By all estimates the BMPE -- really a network of brokers with offices in Miami
and New York and in South America -- has spurred US exports transforming the
balance of payments between the US and Colombia to US advantage. Last year,
the US enjoyed a $4 billion surplus in exports to the beleaguered nation.
"What are we going to do?" asks Greg Passic, a veteran DEA official who
pioneered international money laundering investigations. "We've got the
Fortune 500 involved in our drug money laundering process. In some ways we are
getting some of our drug monies at least back into our economy. But that's a
dilemma. Now what do we do?"
The US government last year began a campaign to educate US manufacturers and
distributors that they risk forfeiture and possible indictment if they
are caught knowingly participating in the black market money laundering
schemes. The US government encouraged companies such as General Electric to
adopt stricter controls over their distributors and "know your customer"
policies similar to those now in place in the bank and insurance industries.

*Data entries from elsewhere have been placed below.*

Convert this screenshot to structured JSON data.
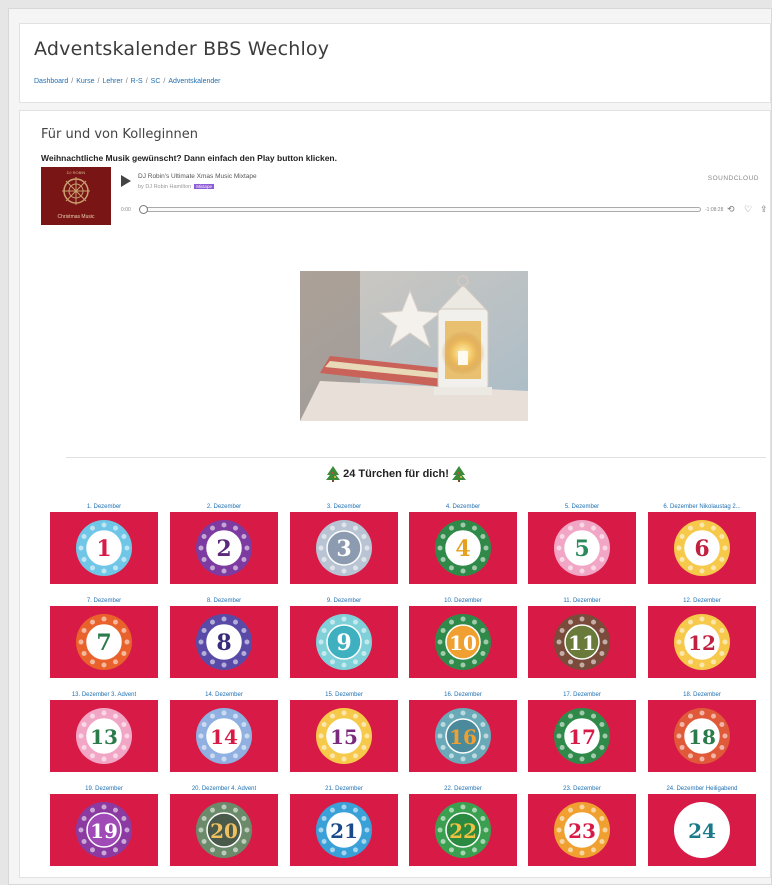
{
  "page": {
    "title": "Adventskalender BBS Wechloy",
    "breadcrumb": [
      "Dashboard",
      "Kurse",
      "Lehrer",
      "R-S",
      "SC",
      "Adventskalender"
    ]
  },
  "section": {
    "title": "Für und von Kolleginnen",
    "intro": "Weihnachtliche Musik gewünscht? Dann einfach den Play button klicken."
  },
  "player": {
    "cover_top": "DJ ROBIN",
    "cover_text": "Christmas Music",
    "track_title": "DJ Robin's Ultimate Xmas Music Mixtape",
    "artist": "by DJ Robin Hamilton",
    "badge": "Mixtape",
    "brand": "SOUNDCLOUD",
    "time_elapsed": "0:00",
    "time_total": "-1:08:28",
    "progress": 0
  },
  "calendar": {
    "heading": "24 Türchen für dich!",
    "doors": [
      {
        "label": "1. Dezember",
        "number": "1",
        "ring": "#6fc6e6",
        "inner": "#ffffff",
        "num_color": "#d81b46"
      },
      {
        "label": "2. Dezember",
        "number": "2",
        "ring": "#7d3aa0",
        "inner": "#ffffff",
        "num_color": "#5b2a7c"
      },
      {
        "label": "3. Dezember",
        "number": "3",
        "ring": "#b8c3d3",
        "inner": "#8c9bb0",
        "num_color": "#ffffff"
      },
      {
        "label": "4. Dezember",
        "number": "4",
        "ring": "#2f8a4a",
        "inner": "#ffffff",
        "num_color": "#e6a020"
      },
      {
        "label": "5. Dezember",
        "number": "5",
        "ring": "#f2a6c5",
        "inner": "#ffffff",
        "num_color": "#2a8a5a"
      },
      {
        "label": "6. Dezember Nikolaustag 2...",
        "number": "6",
        "ring": "#f7c94a",
        "inner": "#ffffff",
        "num_color": "#c0213f"
      },
      {
        "label": "7. Dezember",
        "number": "7",
        "ring": "#e9622b",
        "inner": "#ffffff",
        "num_color": "#2a7a4a"
      },
      {
        "label": "8. Dezember",
        "number": "8",
        "ring": "#5a4aa8",
        "inner": "#ffffff",
        "num_color": "#3a2a7a"
      },
      {
        "label": "9. Dezember",
        "number": "9",
        "ring": "#7fd0d8",
        "inner": "#3fb0c0",
        "num_color": "#ffffff"
      },
      {
        "label": "10. Dezember",
        "number": "10",
        "ring": "#2f8a4a",
        "inner": "#f0a030",
        "num_color": "#ffffff"
      },
      {
        "label": "11. Dezember",
        "number": "11",
        "ring": "#7a4a3a",
        "inner": "#6a7a3a",
        "num_color": "#ffffff"
      },
      {
        "label": "12. Dezember",
        "number": "12",
        "ring": "#f7c94a",
        "inner": "#ffffff",
        "num_color": "#c0213f"
      },
      {
        "label": "13. Dezember 3. Advent",
        "number": "13",
        "ring": "#f2a6c5",
        "inner": "#ffffff",
        "num_color": "#2a7a4a"
      },
      {
        "label": "14. Dezember",
        "number": "14",
        "ring": "#8fb0e0",
        "inner": "#ffffff",
        "num_color": "#d81b46"
      },
      {
        "label": "15. Dezember",
        "number": "15",
        "ring": "#f7c94a",
        "inner": "#ffffff",
        "num_color": "#7a2a7a"
      },
      {
        "label": "16. Dezember",
        "number": "16",
        "ring": "#6aaab8",
        "inner": "#4a8a9a",
        "num_color": "#f0a030"
      },
      {
        "label": "17. Dezember",
        "number": "17",
        "ring": "#2f8a4a",
        "inner": "#ffffff",
        "num_color": "#d81b46"
      },
      {
        "label": "18. Dezember",
        "number": "18",
        "ring": "#e05a3a",
        "inner": "#ffffff",
        "num_color": "#2a7a4a"
      },
      {
        "label": "19. Dezember",
        "number": "19",
        "ring": "#8a3aa0",
        "inner": "#a04ab8",
        "num_color": "#ffffff"
      },
      {
        "label": "20. Dezember 4. Advent",
        "number": "20",
        "ring": "#6a8a6a",
        "inner": "#4a5a4a",
        "num_color": "#f0c060"
      },
      {
        "label": "21. Dezember",
        "number": "21",
        "ring": "#3aa0d8",
        "inner": "#ffffff",
        "num_color": "#1a4a8a"
      },
      {
        "label": "22. Dezember",
        "number": "22",
        "ring": "#3aa050",
        "inner": "#2a8a40",
        "num_color": "#f0c040"
      },
      {
        "label": "23. Dezember",
        "number": "23",
        "ring": "#f0a030",
        "inner": "#ffffff",
        "num_color": "#d81b46"
      },
      {
        "label": "24. Dezember Heiligabend",
        "number": "24",
        "ring": "#ffffff",
        "inner": "#ffffff",
        "num_color": "#1a7a8a"
      }
    ]
  }
}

"For the past two years, US Customs and other agencies have worked diligently
to educate the US manufacturing and export communities about this form of money
laundering," says US Customs Service Commissioner Raymond W. Kelly. "To their
credit, many major US companies have begun taking action to guard against the
Black Market Peso Exchange."
But that action can have negative business consequences. General Electric says
that their customers are their distributors. They told FRONTLINE that they
imposed new policies with their distributors, including not allowing
distributors to export out of the country. As a result, their sales to South
Florida between 1995 and 1999 decreased by about 25 percent. "We have even had
to terminate some of our distributors for not complying with the policy of not
exporting from their area," says Scot Gilbert of GE.

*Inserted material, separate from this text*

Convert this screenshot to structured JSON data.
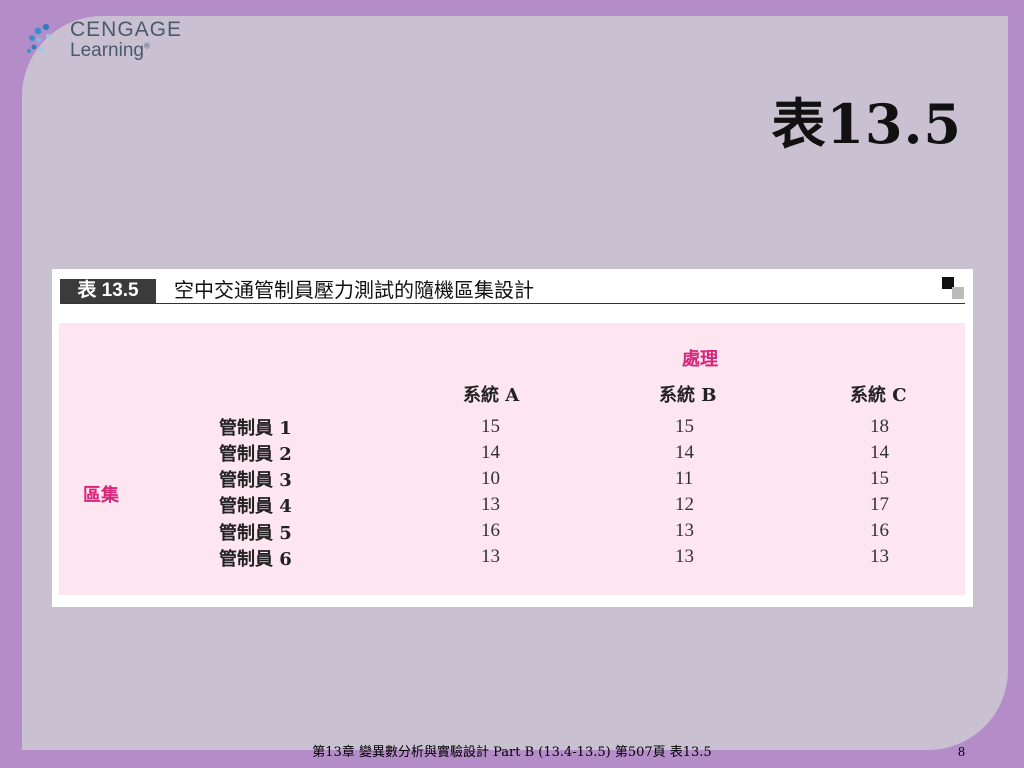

Whirlpool at one point stopped exporting any appliances to Colombia because of
the money laundering system. They now will sell only to their own licensed
distributor in Colombia.
Many US companies balk at the government's efforts because they say they
cannot control every distributor in America or prevent them from re-selling
their products for export to South America.

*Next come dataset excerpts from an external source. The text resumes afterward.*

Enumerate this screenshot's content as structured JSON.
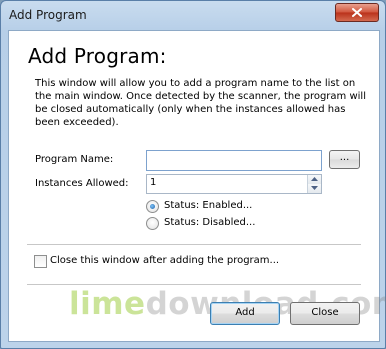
{
  "window": {
    "title": "Add Program",
    "close_icon": "close-icon"
  },
  "dialog": {
    "heading": "Add Program:",
    "description": "This window will allow you to add a program name to the list on the main window.  Once detected by the scanner, the program will be closed automatically (only when the instances allowed has been exceeded).",
    "program_name_label": "Program Name:",
    "program_name_value": "",
    "browse_label": "...",
    "instances_label": "Instances Allowed:",
    "instances_value": "1",
    "status_options": [
      {
        "label": "Status:  Enabled...",
        "checked": true
      },
      {
        "label": "Status:  Disabled...",
        "checked": false
      }
    ],
    "close_after_label": "Close this window after adding the program...",
    "close_after_checked": false,
    "add_label": "Add",
    "close_label": "Close"
  },
  "watermark": {
    "part1": "lime",
    "part2": "download.com"
  },
  "colors": {
    "title_bg": "#b7cfe8",
    "close_button": "#c8452b",
    "textbox_border": "#7da2ce",
    "default_button_border": "#3c7fb1"
  }
}
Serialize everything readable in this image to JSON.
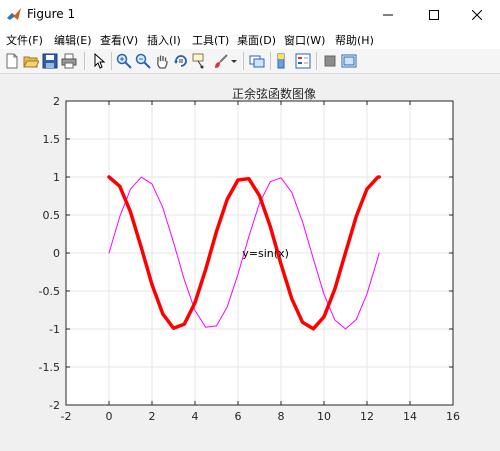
{
  "window": {
    "title": "Figure 1",
    "minimize_icon": "minimize-icon",
    "maximize_icon": "maximize-icon",
    "close_icon": "close-icon"
  },
  "menu": [
    {
      "label": "文件(F)"
    },
    {
      "label": "编辑(E)"
    },
    {
      "label": "查看(V)"
    },
    {
      "label": "插入(I)"
    },
    {
      "label": "工具(T)"
    },
    {
      "label": "桌面(D)"
    },
    {
      "label": "窗口(W)"
    },
    {
      "label": "帮助(H)"
    }
  ],
  "toolbar": [
    {
      "icon": "new-figure-icon"
    },
    {
      "icon": "open-file-icon"
    },
    {
      "icon": "save-icon"
    },
    {
      "icon": "print-icon"
    },
    {
      "icon": "edit-plot-arrow-icon"
    },
    {
      "icon": "zoom-in-icon"
    },
    {
      "icon": "zoom-out-icon"
    },
    {
      "icon": "pan-hand-icon"
    },
    {
      "icon": "rotate-3d-icon"
    },
    {
      "icon": "data-cursor-icon"
    },
    {
      "icon": "brush-icon"
    },
    {
      "icon": "brush-dropdown-icon"
    },
    {
      "icon": "link-plot-icon"
    },
    {
      "icon": "colorbar-icon"
    },
    {
      "icon": "legend-icon"
    },
    {
      "icon": "hide-plot-tools-icon"
    },
    {
      "icon": "show-plot-tools-icon"
    }
  ],
  "colors": {
    "sin_curve": "#ff00ff",
    "cos_curve": "#ff0000",
    "grid": "#e6e6e6",
    "axes_background": "#ffffff"
  },
  "chart_data": {
    "type": "line",
    "title": "正余弦函数图像",
    "xlabel": "",
    "ylabel": "",
    "xlim": [
      -2,
      16
    ],
    "ylim": [
      -2,
      2
    ],
    "xticks": [
      -2,
      0,
      2,
      4,
      6,
      8,
      10,
      12,
      14,
      16
    ],
    "yticks": [
      -2,
      -1.5,
      -1,
      -0.5,
      0,
      0.5,
      1,
      1.5,
      2
    ],
    "xtick_labels": [
      "-2",
      "0",
      "2",
      "4",
      "6",
      "8",
      "10",
      "12",
      "14",
      "16"
    ],
    "ytick_labels": [
      "-2",
      "-1.5",
      "-1",
      "-0.5",
      "0",
      "0.5",
      "1",
      "1.5",
      "2"
    ],
    "grid": true,
    "x": [
      0,
      0.5,
      1,
      1.5,
      2,
      2.5,
      3,
      3.5,
      4,
      4.5,
      5,
      5.5,
      6,
      6.5,
      7,
      7.5,
      8,
      8.5,
      9,
      9.5,
      10,
      10.5,
      11,
      11.5,
      12,
      12.5,
      12.566
    ],
    "series": [
      {
        "values": [
          0,
          0.479,
          0.841,
          0.997,
          0.909,
          0.598,
          0.141,
          -0.351,
          -0.757,
          -0.978,
          -0.959,
          -0.706,
          -0.279,
          0.215,
          0.657,
          0.938,
          0.989,
          0.798,
          0.412,
          -0.075,
          -0.544,
          -0.88,
          -1.0,
          -0.875,
          -0.537,
          -0.066,
          0
        ],
        "color": "#ff00ff",
        "line_width": "thin"
      },
      {
        "values": [
          1,
          0.878,
          0.54,
          0.071,
          -0.416,
          -0.801,
          -0.99,
          -0.936,
          -0.654,
          -0.211,
          0.284,
          0.709,
          0.96,
          0.977,
          0.754,
          0.347,
          -0.146,
          -0.602,
          -0.911,
          -0.997,
          -0.839,
          -0.476,
          0.004,
          0.483,
          0.844,
          0.998,
          1
        ],
        "color": "#ff0000",
        "line_width": "thick"
      }
    ],
    "annotations": [
      {
        "text": "y=sin(x)",
        "x": 6.2,
        "y": 0
      }
    ]
  }
}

But the government has put these companies on notice that, once educated, they
cannot claim to not know about the BMPE and that the source of the funds was
illegitimate. Some large companies have signed agreements stating that they
are now aware of the BMPE and will institute preventive measures, according
government sources. Once they have signed this document, they will not be able
to claim innocence if their money is seized again.